This course provides a foundational understanding of selected mathematics topics in machine learning and data science. Module 1 of the course focuses on key concepts and principles in statistical inference. Students will learn to apply basic inference principles of estimation and hypothesis testing, as well as use concentration inequalities and asymptotic theory to evaluate the properties of statistical methods. Module 1 will cover topics from both frequentist statistics and Bayesian statistics, as well as fundamentals of statistical decision theory.

Course type:

  • AS track: elective
  • AI track: elective
  • Joint curriculum: foundational

Time: Given yearly

Teachers:  Shaobo Jin (UU), Pierre Nyquist (CTH)

Examiner: Pierre Nyquist (CTH)

The participants are assumed to have a background in mathematics corresponding to the contents of the WASP-course “Introduction to Mathematics for Machine Learning”.  

After completing the course, students should be able to

Module1:

Apply basic principles of estimation and hypothesis testing.

Apply concentration inequalities and asymptotic theory to analyze the properties of different methods.

Apply statistical inference principles to construct optimal estimators and tests.

Describe the basics of statistical decision theory.

Describe the basics of Bayesian statistics.

Module2:

Define and describe some basic properties of a Markov chain.

Define and describe some standard computational methods for statistical inference, such as Markov chain Monte Carlo methods and regularized regression methods, and their properties.

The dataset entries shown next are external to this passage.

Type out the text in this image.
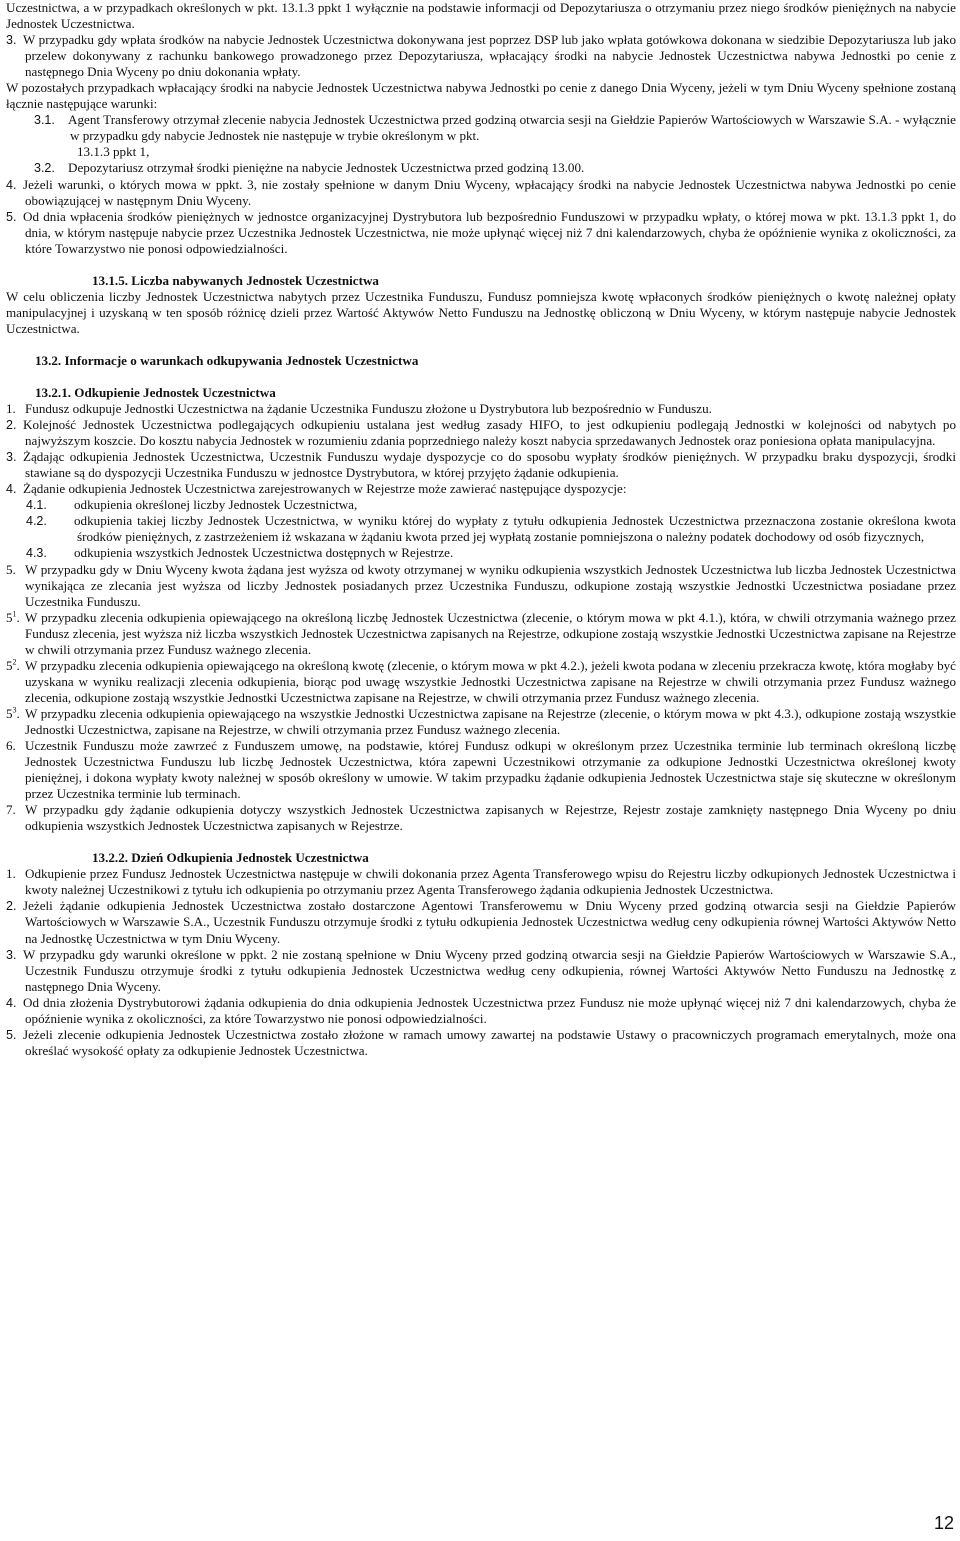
Uczestnictwa, a w przypadkach określonych w pkt. 13.1.3 ppkt 1 wyłącznie na podstawie informacji od Depozytariusza o otrzymaniu przez niego środków pieniężnych na nabycie Jednostek Uczestnictwa.

3. W przypadku gdy wpłata środków na nabycie Jednostek Uczestnictwa dokonywana jest poprzez DSP lub jako wpłata gotówkowa dokonana w siedzibie Depozytariusza lub jako przelew dokonywany z rachunku bankowego prowadzonego przez Depozytariusza, wpłacający środki na nabycie Jednostek Uczestnictwa nabywa Jednostki po cenie z następnego Dnia Wyceny po dniu dokonania wpłaty.

W pozostałych przypadkach wpłacający środki na nabycie Jednostek Uczestnictwa nabywa Jednostki po cenie z danego Dnia Wyceny, jeżeli w tym Dniu Wyceny spełnione zostaną łącznie następujące warunki:

3.1. Agent Transferowy otrzymał zlecenie nabycia Jednostek Uczestnictwa przed godziną otwarcia sesji na Giełdzie Papierów Wartościowych w Warszawie S.A. - wyłącznie w przypadku gdy nabycie Jednostek nie następuje w trybie określonym w pkt.

13.1.3 ppkt 1,

3.2. Depozytariusz otrzymał środki pieniężne na nabycie Jednostek Uczestnictwa przed godziną 13.00.

4. Jeżeli warunki, o których mowa w ppkt. 3, nie zostały spełnione w danym Dniu Wyceny, wpłacający środki na nabycie Jednostek Uczestnictwa nabywa Jednostki po cenie obowiązującej w następnym Dniu Wyceny.

5. Od dnia wpłacenia środków pieniężnych w jednostce organizacyjnej Dystrybutora lub bezpośrednio Funduszowi w przypadku wpłaty, o której mowa w pkt. 13.1.3 ppkt 1, do dnia, w którym następuje nabycie przez Uczestnika Jednostek Uczestnictwa, nie może upłynąć więcej niż 7 dni kalendarzowych, chyba że opóźnienie wynika z okoliczności, za które Towarzystwo nie ponosi odpowiedzialności.

13.1.5. Liczba nabywanych Jednostek Uczestnictwa

W celu obliczenia liczby Jednostek Uczestnictwa nabytych przez Uczestnika Funduszu, Fundusz pomniejsza kwotę wpłaconych środków pieniężnych o kwotę należnej opłaty manipulacyjnej i uzyskaną w ten sposób różnicę dzieli przez Wartość Aktywów Netto Funduszu na Jednostkę obliczoną w Dniu Wyceny, w którym następuje nabycie Jednostek Uczestnictwa.

13.2. Informacje o warunkach odkupywania Jednostek Uczestnictwa

13.2.1. Odkupienie Jednostek Uczestnictwa

1. Fundusz odkupuje Jednostki Uczestnictwa na żądanie Uczestnika Funduszu złożone u Dystrybutora lub bezpośrednio w Funduszu.

2. Kolejność Jednostek Uczestnictwa podlegających odkupieniu ustalana jest według zasady HIFO, to jest odkupieniu podlegają Jednostki w kolejności od nabytych po najwyższym koszcie. Do kosztu nabycia Jednostek w rozumieniu zdania poprzedniego należy koszt nabycia sprzedawanych Jednostek oraz poniesiona opłata manipulacyjna.

3. Żądając odkupienia Jednostek Uczestnictwa, Uczestnik Funduszu wydaje dyspozycje co do sposobu wypłaty środków pieniężnych. W przypadku braku dyspozycji, środki stawiane są do dyspozycji Uczestnika Funduszu w jednostce Dystrybutora, w której przyjęto żądanie odkupienia.

4. Żądanie odkupienia Jednostek Uczestnictwa zarejestrowanych w Rejestrze może zawierać następujące dyspozycje:

4.1. odkupienia określonej liczby Jednostek Uczestnictwa,

4.2. odkupienia takiej liczby Jednostek Uczestnictwa, w wyniku której do wypłaty z tytułu odkupienia Jednostek Uczestnictwa przeznaczona zostanie określona kwota środków pieniężnych, z zastrzeżeniem iż wskazana w żądaniu kwota przed jej wypłatą zostanie pomniejszona o należny podatek dochodowy od osób fizycznych,

4.3. odkupienia wszystkich Jednostek Uczestnictwa dostępnych w Rejestrze.

5. W przypadku gdy w Dniu Wyceny kwota żądana jest wyższa od kwoty otrzymanej w wyniku odkupienia wszystkich Jednostek Uczestnictwa lub liczba Jednostek Uczestnictwa wynikająca ze zlecania jest wyższa od liczby Jednostek posiadanych przez Uczestnika Funduszu, odkupione zostają wszystkie Jednostki Uczestnictwa posiadane przez Uczestnika Funduszu.

$5^1$. W przypadku zlecenia odkupienia opiewającego na określoną liczbę Jednostek Uczestnictwa (zlecenie, o którym mowa w pkt 4.1.), która, w chwili otrzymania ważnego przez Fundusz zlecenia, jest wyższa niż liczba wszystkich Jednostek Uczestnictwa zapisanych na Rejestrze, odkupione zostają wszystkie Jednostki Uczestnictwa zapisane na Rejestrze w chwili otrzymania przez Fundusz ważnego zlecenia.

$5^2$. W przypadku zlecenia odkupienia opiewającego na określoną kwotę (zlecenie, o którym mowa w pkt 4.2.), jeżeli kwota podana w zleceniu przekracza kwotę, która mogłaby być uzyskana w wyniku realizacji zlecenia odkupienia, biorąc pod uwagę wszystkie Jednostki Uczestnictwa zapisane na Rejestrze w chwili otrzymania przez Fundusz ważnego zlecenia, odkupione zostają wszystkie Jednostki Uczestnictwa zapisane na Rejestrze, w chwili otrzymania przez Fundusz ważnego zlecenia.

$5^3$. W przypadku zlecenia odkupienia opiewającego na wszystkie Jednostki Uczestnictwa zapisane na Rejestrze (zlecenie, o którym mowa w pkt 4.3.), odkupione zostają wszystkie Jednostki Uczestnictwa, zapisane na Rejestrze, w chwili otrzymania przez Fundusz ważnego zlecenia.

6. Uczestnik Funduszu może zawrzeć z Funduszem umowę, na podstawie, której Fundusz odkupi w określonym przez Uczestnika terminie lub terminach określoną liczbę Jednostek Uczestnictwa Funduszu lub liczbę Jednostek Uczestnictwa, która zapewni Uczestnikowi otrzymanie za odkupione Jednostki Uczestnictwa określonej kwoty pieniężnej, i dokona wypłaty kwoty należnej w sposób określony w umowie. W takim przypadku żądanie odkupienia Jednostek Uczestnictwa staje się skuteczne w określonym przez Uczestnika terminie lub terminach.

7. W przypadku gdy żądanie odkupienia dotyczy wszystkich Jednostek Uczestnictwa zapisanych w Rejestrze, Rejestr zostaje zamknięty następnego Dnia Wyceny po dniu odkupienia wszystkich Jednostek Uczestnictwa zapisanych w Rejestrze.

13.2.2. Dzień Odkupienia Jednostek Uczestnictwa

1. Odkupienie przez Fundusz Jednostek Uczestnictwa następuje w chwili dokonania przez Agenta Transferowego wpisu do Rejestru liczby odkupionych Jednostek Uczestnictwa i kwoty należnej Uczestnikowi z tytułu ich odkupienia po otrzymaniu przez Agenta Transferowego żądania odkupienia Jednostek Uczestnictwa.

2. Jeżeli żądanie odkupienia Jednostek Uczestnictwa zostało dostarczone Agentowi Transferowemu w Dniu Wyceny przed godziną otwarcia sesji na Giełdzie Papierów Wartościowych w Warszawie S.A., Uczestnik Funduszu otrzymuje środki z tytułu odkupienia Jednostek Uczestnictwa według ceny odkupienia równej Wartości Aktywów Netto na Jednostkę Uczestnictwa w tym Dniu Wyceny.

3. W przypadku gdy warunki określone w ppkt. 2 nie zostaną spełnione w Dniu Wyceny przed godziną otwarcia sesji na Giełdzie Papierów Wartościowych w Warszawie S.A., Uczestnik Funduszu otrzymuje środki z tytułu odkupienia Jednostek Uczestnictwa według ceny odkupienia, równej Wartości Aktywów Netto Funduszu na Jednostkę z następnego Dnia Wyceny.

4. Od dnia złożenia Dystrybutorowi żądania odkupienia do dnia odkupienia Jednostek Uczestnictwa przez Fundusz nie może upłynąć więcej niż 7 dni kalendarzowych, chyba że opóźnienie wynika z okoliczności, za które Towarzystwo nie ponosi odpowiedzialności.

5. Jeżeli zlecenie odkupienia Jednostek Uczestnictwa zostało złożone w ramach umowy zawartej na podstawie Ustawy o pracowniczych programach emerytalnych, może ona określać wysokość opłaty za odkupienie Jednostek Uczestnictwa.

12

Describe bootstrap and random forests.

Describe the boosting methodology.

Describe some standard methods for stochastic optimization.

Apply the above methods for different computational tasks.

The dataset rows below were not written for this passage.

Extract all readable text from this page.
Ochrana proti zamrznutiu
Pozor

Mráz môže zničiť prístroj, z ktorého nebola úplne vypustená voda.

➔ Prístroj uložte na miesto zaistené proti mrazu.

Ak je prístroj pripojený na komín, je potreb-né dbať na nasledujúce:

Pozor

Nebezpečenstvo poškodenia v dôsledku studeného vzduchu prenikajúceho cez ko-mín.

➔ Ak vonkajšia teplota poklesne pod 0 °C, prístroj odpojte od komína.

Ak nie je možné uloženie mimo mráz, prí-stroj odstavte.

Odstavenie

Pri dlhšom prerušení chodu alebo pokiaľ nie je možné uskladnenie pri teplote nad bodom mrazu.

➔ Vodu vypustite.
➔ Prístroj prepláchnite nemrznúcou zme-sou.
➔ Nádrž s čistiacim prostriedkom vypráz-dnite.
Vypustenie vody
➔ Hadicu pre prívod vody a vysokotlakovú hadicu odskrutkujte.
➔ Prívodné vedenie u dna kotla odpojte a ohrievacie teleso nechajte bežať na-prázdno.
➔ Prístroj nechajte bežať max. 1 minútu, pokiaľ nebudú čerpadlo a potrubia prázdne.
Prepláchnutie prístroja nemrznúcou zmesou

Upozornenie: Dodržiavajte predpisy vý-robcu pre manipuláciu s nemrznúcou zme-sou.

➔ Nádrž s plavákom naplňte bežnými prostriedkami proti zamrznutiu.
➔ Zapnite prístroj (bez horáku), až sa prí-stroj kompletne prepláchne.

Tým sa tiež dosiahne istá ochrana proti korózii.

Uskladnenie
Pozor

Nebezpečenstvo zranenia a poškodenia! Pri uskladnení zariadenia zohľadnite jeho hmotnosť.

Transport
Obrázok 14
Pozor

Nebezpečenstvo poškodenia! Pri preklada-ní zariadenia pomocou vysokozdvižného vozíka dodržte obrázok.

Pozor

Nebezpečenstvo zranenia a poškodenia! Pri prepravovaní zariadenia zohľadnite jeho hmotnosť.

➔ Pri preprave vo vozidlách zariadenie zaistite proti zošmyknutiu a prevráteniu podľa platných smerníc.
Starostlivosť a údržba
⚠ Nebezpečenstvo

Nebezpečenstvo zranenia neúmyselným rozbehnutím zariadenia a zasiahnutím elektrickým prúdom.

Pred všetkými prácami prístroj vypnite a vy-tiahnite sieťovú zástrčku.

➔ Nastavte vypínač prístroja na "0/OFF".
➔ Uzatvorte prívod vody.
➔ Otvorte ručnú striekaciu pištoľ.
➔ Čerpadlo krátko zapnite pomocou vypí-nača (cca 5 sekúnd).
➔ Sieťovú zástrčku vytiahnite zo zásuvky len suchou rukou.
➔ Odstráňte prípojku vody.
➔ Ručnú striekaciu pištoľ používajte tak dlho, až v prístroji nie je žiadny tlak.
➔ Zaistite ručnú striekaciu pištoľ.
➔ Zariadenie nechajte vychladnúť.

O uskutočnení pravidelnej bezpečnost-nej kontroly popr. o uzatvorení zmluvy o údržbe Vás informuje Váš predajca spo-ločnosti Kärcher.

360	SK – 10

In Module 1, we cover principles of statistical inference, concentration inequalities, asymptotic statistics, confidence intervals, risk and statistical decision theory. 

In Module 2, we cover the basics of computer intensive methods, including Markov chain Monte Carlo, with applications in Bayesian statistics, bootstrap, Lasso, random forest, boosting and stochastic optimization. 

Larry Wasserman (2004), All of Statistics, A Concise Course in Statistical Inference. Springer.

There will be two sets of homework assignments, coupled with the contents of the two on-site meetings. To pass the course, a minimum requirement on each of the modules must be met, and the homework assignments must be completed within the timeframe given.